The good news? They’re also avoidable. Leveraging mixed reality (MR) technology designed for retail applications can help you sidestep a similar catastrophe the next time you’re considering a redesign. Here are three specific strategies that will help make sure your new packaging concepts hit the mark every time.
1. simulate and test the new design in a store environment
Gap’s logo debacle illustrates an important lesson to keep in mind: Even an update that looks great on paper may not perform well with customers. The problem can be because consumers have emotional ties to existing designs or because the design simply doesn’t stand out as well among its competitors.
MR technology provides insight on how a new design might perform in the wild. Brands and retailers can:
- Create or upload a digital version of the product in its new packaging design.
- Set up a simulated store environment that includes the new packaging on the shelf next to real-world competitors.
- Test with real shoppers through virtual shopping exercises within the context of the store.
Observing how actual shoppers interact in near-real conditions gives you a wealth of data about how likely they’ll be to reach for the newly designed package in the real world. It also provides actionable insights so you can make decisions that will boost your bottom line.
2. consider the larger context of the design: shelf placement + signs
Of course, packaging is only one factor that impacts shopper behavior. When leaders at Kellogg invested in virtual reality solutions in hopes of improving their products’ in-store performance, they found that adjusting shelf arrangement and in-store signage had a noticeable impact on shopper behavior.
One of the great features of mixed reality retail software solutions is that they let you test many variables with little effort and cost when compared with rearranging an actual physical store and bringing in test shoppers. If and when you identify concepts that positively impact shopper behavior, you can work with retail partners to adjust real-world layouts for a win-win situation.
3. tweak and retest before launch
One reason many brand redesigns fail is that the brand changes nearly every element of its packaging in one fell swoop. That’s a risky maneuver, especially if a brand has been performing well and has a loyal customer base.
With MR retail applications you can avoid paying big money for a flop by digitally evaluating shopper response, getting feedback from leadership, making tweaks and then retesting before you actually print new packaging.
Because you’re doing it all digitally, the process is faster and less expensive than it would be otherwise, meaning you can get real data on your new packaging before it’s too late. This iterative process lets you go to market confident that your new design will perform better than what it’s replacing.

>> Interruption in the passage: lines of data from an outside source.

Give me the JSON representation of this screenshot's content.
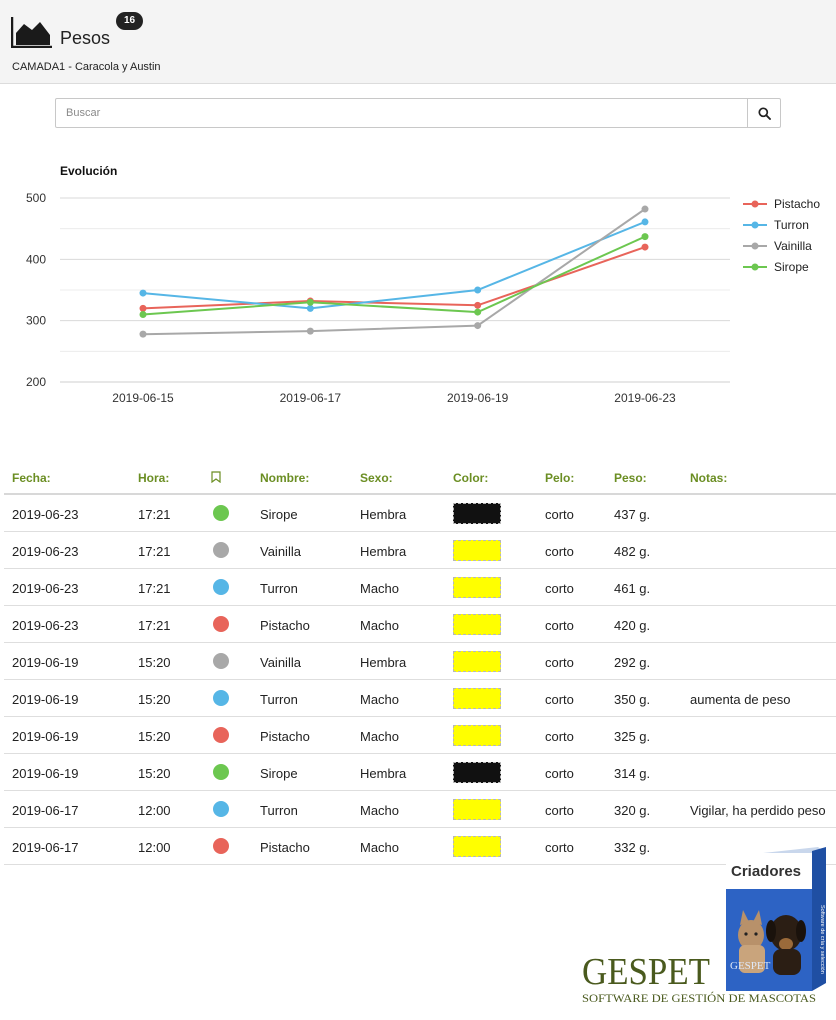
{
  "header": {
    "title": "Pesos",
    "badge": "16",
    "subtitle": "CAMADA1 - Caracola y Austin"
  },
  "search": {
    "placeholder": "Buscar"
  },
  "chart_data": {
    "type": "line",
    "title": "Evolución",
    "x": [
      "2019-06-15",
      "2019-06-17",
      "2019-06-19",
      "2019-06-23"
    ],
    "ylim": [
      200,
      500
    ],
    "yticks": [
      200,
      300,
      400,
      500
    ],
    "grid": true,
    "legend_position": "right",
    "series": [
      {
        "name": "Pistacho",
        "color": "#e8645a",
        "values": [
          320,
          332,
          325,
          420
        ]
      },
      {
        "name": "Turron",
        "color": "#56b6e6",
        "values": [
          345,
          320,
          350,
          461
        ]
      },
      {
        "name": "Vainilla",
        "color": "#a8a8a8",
        "values": [
          278,
          283,
          292,
          482
        ]
      },
      {
        "name": "Sirope",
        "color": "#6cc750",
        "values": [
          310,
          330,
          314,
          437
        ]
      }
    ]
  },
  "table": {
    "headers": {
      "fecha": "Fecha:",
      "hora": "Hora:",
      "nombre": "Nombre:",
      "sexo": "Sexo:",
      "color": "Color:",
      "pelo": "Pelo:",
      "peso": "Peso:",
      "notas": "Notas:"
    },
    "bookmark_icon": "bookmark-icon",
    "header_color": "#6b8e23",
    "rows": [
      {
        "fecha": "2019-06-23",
        "hora": "17:21",
        "dot_color": "#6cc750",
        "nombre": "Sirope",
        "sexo": "Hembra",
        "swatch": "#111111",
        "pelo": "corto",
        "peso": "437 g.",
        "notas": ""
      },
      {
        "fecha": "2019-06-23",
        "hora": "17:21",
        "dot_color": "#a8a8a8",
        "nombre": "Vainilla",
        "sexo": "Hembra",
        "swatch": "#ffff00",
        "pelo": "corto",
        "peso": "482 g.",
        "notas": ""
      },
      {
        "fecha": "2019-06-23",
        "hora": "17:21",
        "dot_color": "#56b6e6",
        "nombre": "Turron",
        "sexo": "Macho",
        "swatch": "#ffff00",
        "pelo": "corto",
        "peso": "461 g.",
        "notas": ""
      },
      {
        "fecha": "2019-06-23",
        "hora": "17:21",
        "dot_color": "#e8645a",
        "nombre": "Pistacho",
        "sexo": "Macho",
        "swatch": "#ffff00",
        "pelo": "corto",
        "peso": "420 g.",
        "notas": ""
      },
      {
        "fecha": "2019-06-19",
        "hora": "15:20",
        "dot_color": "#a8a8a8",
        "nombre": "Vainilla",
        "sexo": "Hembra",
        "swatch": "#ffff00",
        "pelo": "corto",
        "peso": "292 g.",
        "notas": ""
      },
      {
        "fecha": "2019-06-19",
        "hora": "15:20",
        "dot_color": "#56b6e6",
        "nombre": "Turron",
        "sexo": "Macho",
        "swatch": "#ffff00",
        "pelo": "corto",
        "peso": "350 g.",
        "notas": "aumenta de peso"
      },
      {
        "fecha": "2019-06-19",
        "hora": "15:20",
        "dot_color": "#e8645a",
        "nombre": "Pistacho",
        "sexo": "Macho",
        "swatch": "#ffff00",
        "pelo": "corto",
        "peso": "325 g.",
        "notas": ""
      },
      {
        "fecha": "2019-06-19",
        "hora": "15:20",
        "dot_color": "#6cc750",
        "nombre": "Sirope",
        "sexo": "Hembra",
        "swatch": "#111111",
        "pelo": "corto",
        "peso": "314 g.",
        "notas": ""
      },
      {
        "fecha": "2019-06-17",
        "hora": "12:00",
        "dot_color": "#56b6e6",
        "nombre": "Turron",
        "sexo": "Macho",
        "swatch": "#ffff00",
        "pelo": "corto",
        "peso": "320 g.",
        "notas": "Vigilar, ha perdido peso"
      },
      {
        "fecha": "2019-06-17",
        "hora": "12:00",
        "dot_color": "#e8645a",
        "nombre": "Pistacho",
        "sexo": "Macho",
        "swatch": "#ffff00",
        "pelo": "corto",
        "peso": "332 g.",
        "notas": ""
      }
    ]
  },
  "promo": {
    "logo_text": "GESPET",
    "tagline": "SOFTWARE DE GESTIÓN DE MASCOTAS",
    "box_title": "Criadores",
    "box_side_text": "Software de cría y selección",
    "box_brand": "GESPET",
    "brand_color": "#4a5a1e"
  }
}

mixed reality lets you decide with data, instead of chasing trends
In any industry it can be tempting to follow trends to avoid being left behind or viewed by customers as old-fashioned and out of touch. But trends offer at best a broad, top-level view, and they don’t apply to all demographics in all retail settings.
Virtual simulations let you make decisions based on real data gathered from actual shoppers interacting with digital versions
of your product. Leveraging this data can mean the difference between investing in an expensive flop and spending wisely and confidently to improve shopper engagement and increase revenue.